B: A Milano ad ora ci sono quattro scuole medie pubbliche a indirizzo, in più in Lombardia abbiamo due realtà private, a Castellanza e a Como. Da alcuni anni, ma ancora senza la formazione ufficiale dell’opera, in partenza nei prossimi mesi nelle Marche, a Castelfidardo e a Terni sono presenti sia elementari che medie. A Roma c’è un gran fermento nel riattivare una sezione che era venuta meno perché sono venuti meno i docenti.

F: In questo periodo storico c’è più interesse e curiosità verso la proposta montessoriana anche nella scuola secondaria, per vari motivi. Non dimentichiamo anche le esperienze decennali dell’Alto Adige, anche se qui la situazione è diversa rispetto alla media italiana perché l’autonomia della provincia ha dato l’opportunità di fare tutto un lavoro particolare sulla scuola pubblica, la formazione dei docenti è però di area tedesca. Si può vedere come un’esperienza di nicchia, ma è comunque molto interessante ed è quella da cui noi abbiamo tratto più spunti di riflessione perché più vicina ai modelli e vincoli della nostra scuola.

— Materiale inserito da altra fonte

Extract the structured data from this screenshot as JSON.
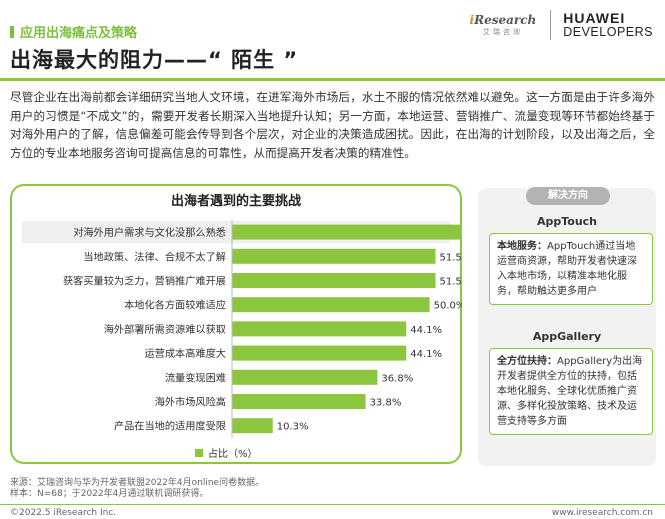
{
  "header": {
    "section_label": "应用出海痛点及策略",
    "title": "出海最大的阻力——“ 陌生 ”",
    "iresearch_logo": {
      "main_i": "i",
      "main_rest": "Research",
      "sub": "艾瑞咨询"
    },
    "huawei_logo": {
      "line1": "HUAWEI",
      "line2": "DEVELOPERS"
    }
  },
  "intro": "尽管企业在出海前都会详细研究当地人文环境，在进军海外市场后，水土不服的情况依然难以避免。这一方面是由于许多海外用户的习惯是“不成文”的，需要开发者长期深入当地提升认知；另一方面，本地运营、营销推广、流量变现等环节都始终基于对海外用户的了解，信息偏差可能会传导到各个层次，对企业的决策造成困扰。因此，在出海的计划阶段，以及出海之后，全方位的专业本地服务咨询可提高信息的可靠性，从而提高开发者决策的精准性。",
  "chart_data": {
    "type": "bar",
    "orientation": "horizontal",
    "title": "出海者遇到的主要挑战",
    "categories": [
      "对海外用户需求与文化没那么熟悉",
      "当地政策、法律、合规不太了解",
      "获客买量较为乏力，营销推广难开展",
      "本地化各方面较难适应",
      "海外部署所需资源难以获取",
      "运营成本高难度大",
      "流量变现困难",
      "海外市场风险高",
      "产品在当地的适用度受限"
    ],
    "values": [
      66.2,
      51.5,
      51.5,
      50.0,
      44.1,
      44.1,
      36.8,
      33.8,
      10.3
    ],
    "value_labels": [
      "66.2%",
      "51.5%",
      "51.5%",
      "50.0%",
      "44.1%",
      "44.1%",
      "36.8%",
      "33.8%",
      "10.3%"
    ],
    "xlim": [
      0,
      100
    ],
    "legend": "占比（%）",
    "legend_position": "bottom-center",
    "highlight_index": 0,
    "bar_color": "#8cc63f"
  },
  "side": {
    "tag": "解决方向",
    "cards": [
      {
        "title": "AppTouch",
        "bold": "本地服务：",
        "text": "AppTouch通过当地运营商资源，帮助开发者快速深入本地市场，以精准本地化服务，帮助触达更多用户"
      },
      {
        "title": "AppGallery",
        "bold": "全方位扶持：",
        "text": "AppGallery为出海开发者提供全方位的扶持，包括本地化服务、全球化优质推广资源、多样化投放策略、技术及运营支持等多方面"
      }
    ]
  },
  "footer": {
    "source_line1": "来源：艾瑞咨询与华为开发者联盟2022年4月online问卷数据。",
    "source_line2": "样本：N=68；于2022年4月通过联机调研获得。",
    "copyright": "©2022.5 iResearch Inc.",
    "website": "www.iresearch.com.cn"
  }
}
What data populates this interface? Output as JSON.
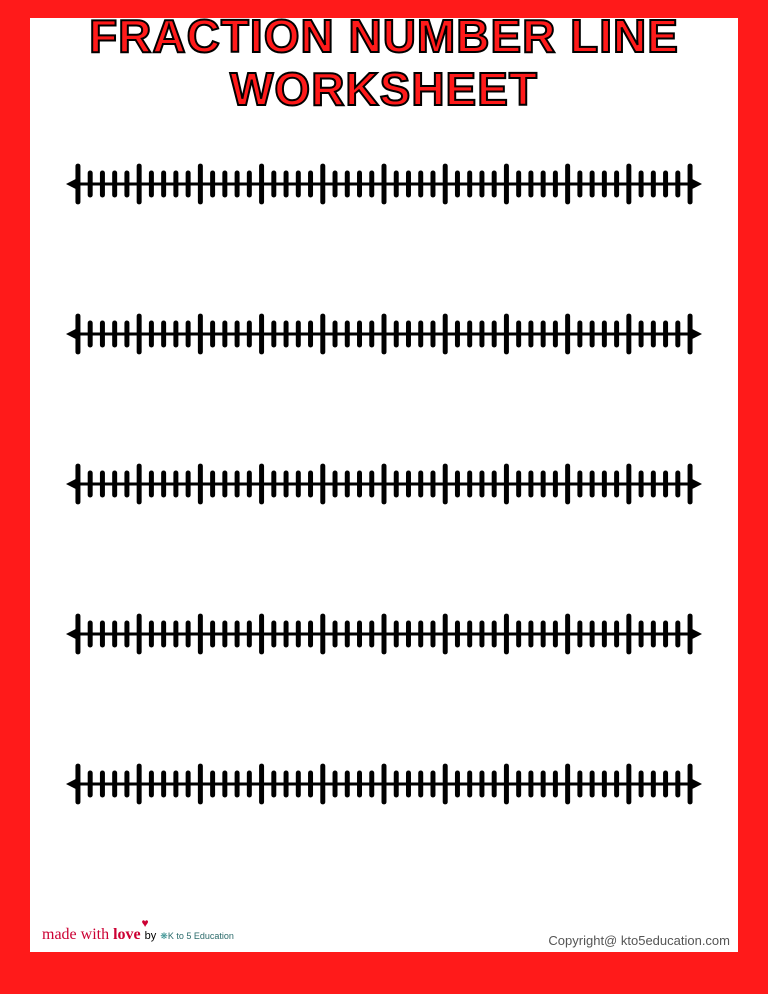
{
  "title_line1": "FRACTION NUMBER LINE",
  "title_line2": "WORKSHEET",
  "border_color": "#ff1a1a",
  "page_bg": "#ffffff",
  "title_fill": "#ff1a1a",
  "title_stroke": "#000000",
  "title_fontsize": 46,
  "number_lines": {
    "count": 5,
    "major_segments": 10,
    "minor_per_major": 5,
    "line_color": "#000000",
    "line_width": 3,
    "major_tick_height": 36,
    "minor_tick_height": 22,
    "tick_width": 5,
    "arrow_size": 12
  },
  "credit": {
    "made_with": "made with",
    "love": "love",
    "by": "by",
    "brand": "K to 5 Education"
  },
  "copyright_text": "Copyright@ kto5education.com"
}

L’idea della farm school formulata dalla Montessori per la formazione secondaria è poco diffusa perché poco attuabile, soprattutto nella scuola italiana per vari motivi: è molto costosa dunque non può essere per tutti, perciò penso che non sia giusto investire in quella dimensione. Inoltre ci sono motivazioni culturali: la farm school prevede la vita dei ragazzi lontana dalle famiglie, in una forma collegiale, è una scelta molto forte e estrema che non trova precedenti nella nostra cultura.

Anche all’estero moltissime scuole sono adattamenti urbani (il compromesso urbano, primo fra tutti il Liceo di Amsterdam, prima realtà che applica il metodo in un percorso di scuola secondaria) che non realizzano l’Erkinder, ma sono dei compromessi che condividono idee e metodologie.